例えば他者の血を吸うことで永遠の若さを保つ吸血鬼。
例えば一度死を迎えることで二度と死なない身体を得る禁術。
とある国では魔晶と呼ばれる結晶を用いることで永遠の命を獲得することに成功した。
あらゆる命は魔晶から生まれ、身体のどこかしらに埋め込まれた魔晶と共に生き、死を迎えるとその身体は魔晶へと変じ、時を経てと新たな命として再び魔晶から生まれる。
つまり誕生と死亡の間に魔晶への変換という過程を挟むことで実質的に永遠の命を獲得した、というわけだ。
このプロセスを完成させたことでかの国は栄華を誇ったが、それは泡沫の栄華だった。
原因は不明だがかの国は突然滅び、今では異形の獣が蔓延り、斑模様が入った魔晶に覆われた廃墟と化している。

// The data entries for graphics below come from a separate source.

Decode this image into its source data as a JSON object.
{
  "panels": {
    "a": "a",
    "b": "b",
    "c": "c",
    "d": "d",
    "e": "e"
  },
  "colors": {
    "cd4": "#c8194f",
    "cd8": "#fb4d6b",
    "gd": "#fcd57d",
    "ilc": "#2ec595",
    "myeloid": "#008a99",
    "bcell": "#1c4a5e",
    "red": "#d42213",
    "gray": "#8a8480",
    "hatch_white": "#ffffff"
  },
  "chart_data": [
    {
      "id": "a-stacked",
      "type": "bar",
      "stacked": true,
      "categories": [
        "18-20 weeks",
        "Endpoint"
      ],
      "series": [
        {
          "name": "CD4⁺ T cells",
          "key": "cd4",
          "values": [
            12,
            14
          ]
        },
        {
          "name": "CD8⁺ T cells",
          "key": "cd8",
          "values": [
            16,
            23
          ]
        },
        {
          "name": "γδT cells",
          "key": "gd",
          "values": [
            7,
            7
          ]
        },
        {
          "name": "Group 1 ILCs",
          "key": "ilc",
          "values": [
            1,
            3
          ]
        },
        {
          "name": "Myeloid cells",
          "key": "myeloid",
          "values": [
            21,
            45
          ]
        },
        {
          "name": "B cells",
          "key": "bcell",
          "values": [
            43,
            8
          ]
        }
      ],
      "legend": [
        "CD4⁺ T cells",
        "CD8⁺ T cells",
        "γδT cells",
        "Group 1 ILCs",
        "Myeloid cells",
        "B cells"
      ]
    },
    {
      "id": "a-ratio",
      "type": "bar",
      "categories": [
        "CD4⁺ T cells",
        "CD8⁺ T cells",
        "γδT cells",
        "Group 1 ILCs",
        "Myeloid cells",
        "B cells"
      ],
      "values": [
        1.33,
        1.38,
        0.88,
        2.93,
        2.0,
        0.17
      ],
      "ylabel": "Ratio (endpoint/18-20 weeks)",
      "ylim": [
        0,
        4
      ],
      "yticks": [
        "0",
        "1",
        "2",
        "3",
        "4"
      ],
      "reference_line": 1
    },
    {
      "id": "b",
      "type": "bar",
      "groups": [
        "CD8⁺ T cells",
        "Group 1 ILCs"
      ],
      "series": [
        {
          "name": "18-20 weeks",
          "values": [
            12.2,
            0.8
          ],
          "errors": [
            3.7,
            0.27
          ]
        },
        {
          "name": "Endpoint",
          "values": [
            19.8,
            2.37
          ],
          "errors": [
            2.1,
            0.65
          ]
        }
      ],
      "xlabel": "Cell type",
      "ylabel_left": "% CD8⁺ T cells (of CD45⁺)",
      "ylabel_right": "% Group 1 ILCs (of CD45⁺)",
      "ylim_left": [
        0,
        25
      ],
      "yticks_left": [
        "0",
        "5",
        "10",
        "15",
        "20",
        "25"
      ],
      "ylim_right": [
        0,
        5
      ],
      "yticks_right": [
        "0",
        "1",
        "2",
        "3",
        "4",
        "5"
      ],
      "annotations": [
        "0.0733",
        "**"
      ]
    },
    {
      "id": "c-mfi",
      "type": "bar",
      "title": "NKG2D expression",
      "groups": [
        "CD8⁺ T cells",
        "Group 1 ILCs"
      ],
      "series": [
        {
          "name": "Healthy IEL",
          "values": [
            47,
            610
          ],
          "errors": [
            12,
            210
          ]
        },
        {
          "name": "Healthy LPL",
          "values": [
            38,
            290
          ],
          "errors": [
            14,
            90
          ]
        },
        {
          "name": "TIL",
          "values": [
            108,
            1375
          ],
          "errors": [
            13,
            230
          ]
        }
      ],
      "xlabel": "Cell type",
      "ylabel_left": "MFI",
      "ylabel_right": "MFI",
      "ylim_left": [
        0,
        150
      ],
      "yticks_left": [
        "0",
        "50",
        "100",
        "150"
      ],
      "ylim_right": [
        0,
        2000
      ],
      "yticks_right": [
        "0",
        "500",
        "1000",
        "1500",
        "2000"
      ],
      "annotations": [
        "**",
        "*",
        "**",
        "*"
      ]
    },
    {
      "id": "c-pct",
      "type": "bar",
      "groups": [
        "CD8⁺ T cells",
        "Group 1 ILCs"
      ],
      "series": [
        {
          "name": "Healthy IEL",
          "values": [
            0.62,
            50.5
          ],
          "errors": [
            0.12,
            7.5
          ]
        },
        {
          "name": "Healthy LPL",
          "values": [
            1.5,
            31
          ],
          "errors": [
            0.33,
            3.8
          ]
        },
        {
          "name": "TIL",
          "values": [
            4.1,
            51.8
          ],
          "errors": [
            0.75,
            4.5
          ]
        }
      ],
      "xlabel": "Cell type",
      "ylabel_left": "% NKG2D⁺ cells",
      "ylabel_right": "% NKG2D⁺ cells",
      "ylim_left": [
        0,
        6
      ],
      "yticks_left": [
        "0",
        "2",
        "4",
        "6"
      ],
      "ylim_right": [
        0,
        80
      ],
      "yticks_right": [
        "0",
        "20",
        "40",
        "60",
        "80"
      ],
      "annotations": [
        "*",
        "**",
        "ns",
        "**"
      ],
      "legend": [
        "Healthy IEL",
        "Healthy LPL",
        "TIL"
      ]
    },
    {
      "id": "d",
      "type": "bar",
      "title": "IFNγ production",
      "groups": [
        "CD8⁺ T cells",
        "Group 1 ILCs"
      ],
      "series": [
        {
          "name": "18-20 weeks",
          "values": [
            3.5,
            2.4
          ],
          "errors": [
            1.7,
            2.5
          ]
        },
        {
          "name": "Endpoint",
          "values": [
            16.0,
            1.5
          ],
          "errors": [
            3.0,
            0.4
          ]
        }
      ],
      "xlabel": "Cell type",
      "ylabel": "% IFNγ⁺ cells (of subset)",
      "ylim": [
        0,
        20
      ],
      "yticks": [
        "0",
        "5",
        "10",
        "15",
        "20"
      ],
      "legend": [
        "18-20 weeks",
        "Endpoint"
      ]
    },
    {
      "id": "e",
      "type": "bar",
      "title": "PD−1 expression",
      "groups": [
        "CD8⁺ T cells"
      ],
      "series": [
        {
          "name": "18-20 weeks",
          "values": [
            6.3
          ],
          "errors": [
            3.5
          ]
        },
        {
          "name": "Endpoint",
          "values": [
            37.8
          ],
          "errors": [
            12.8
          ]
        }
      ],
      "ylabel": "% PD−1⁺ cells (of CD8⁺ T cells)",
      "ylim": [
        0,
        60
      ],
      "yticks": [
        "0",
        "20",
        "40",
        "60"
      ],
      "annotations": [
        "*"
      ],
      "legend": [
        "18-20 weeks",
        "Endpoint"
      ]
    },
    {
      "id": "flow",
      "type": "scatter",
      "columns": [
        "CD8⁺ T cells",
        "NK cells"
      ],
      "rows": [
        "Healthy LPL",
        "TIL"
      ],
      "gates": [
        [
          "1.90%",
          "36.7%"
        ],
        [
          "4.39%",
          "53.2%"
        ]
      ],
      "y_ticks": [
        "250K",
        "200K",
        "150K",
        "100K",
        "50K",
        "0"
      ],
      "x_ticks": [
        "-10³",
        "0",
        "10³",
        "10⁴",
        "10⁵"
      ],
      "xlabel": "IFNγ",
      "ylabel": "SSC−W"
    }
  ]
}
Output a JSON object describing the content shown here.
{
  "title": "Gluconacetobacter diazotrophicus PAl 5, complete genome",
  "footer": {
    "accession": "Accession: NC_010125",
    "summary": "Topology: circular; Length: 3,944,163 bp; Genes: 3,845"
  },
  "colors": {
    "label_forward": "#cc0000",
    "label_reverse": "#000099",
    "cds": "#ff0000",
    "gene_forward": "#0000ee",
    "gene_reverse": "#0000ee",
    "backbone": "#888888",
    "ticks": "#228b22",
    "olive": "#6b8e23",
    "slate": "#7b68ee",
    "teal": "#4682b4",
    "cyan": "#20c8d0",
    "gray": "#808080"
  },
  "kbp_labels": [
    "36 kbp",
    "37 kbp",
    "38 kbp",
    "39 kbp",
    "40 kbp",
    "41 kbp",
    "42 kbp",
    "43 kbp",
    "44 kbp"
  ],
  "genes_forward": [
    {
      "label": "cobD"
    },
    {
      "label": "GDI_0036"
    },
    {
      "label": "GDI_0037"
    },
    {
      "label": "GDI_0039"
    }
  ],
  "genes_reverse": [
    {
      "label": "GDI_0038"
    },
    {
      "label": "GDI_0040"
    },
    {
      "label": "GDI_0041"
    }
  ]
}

この国で生き残ったのは家臣の尽力によって王国の外へ逃がされた王子ただひとりだけ。
それ以外は皆死んでしまった、この場合は魔晶に姿を変えてしまったといった方が正しいだろう。
後にこの王子は国が滅びた原因を知る旅に出るのだが、その行く末についてはまた別の機会に語るとしよう。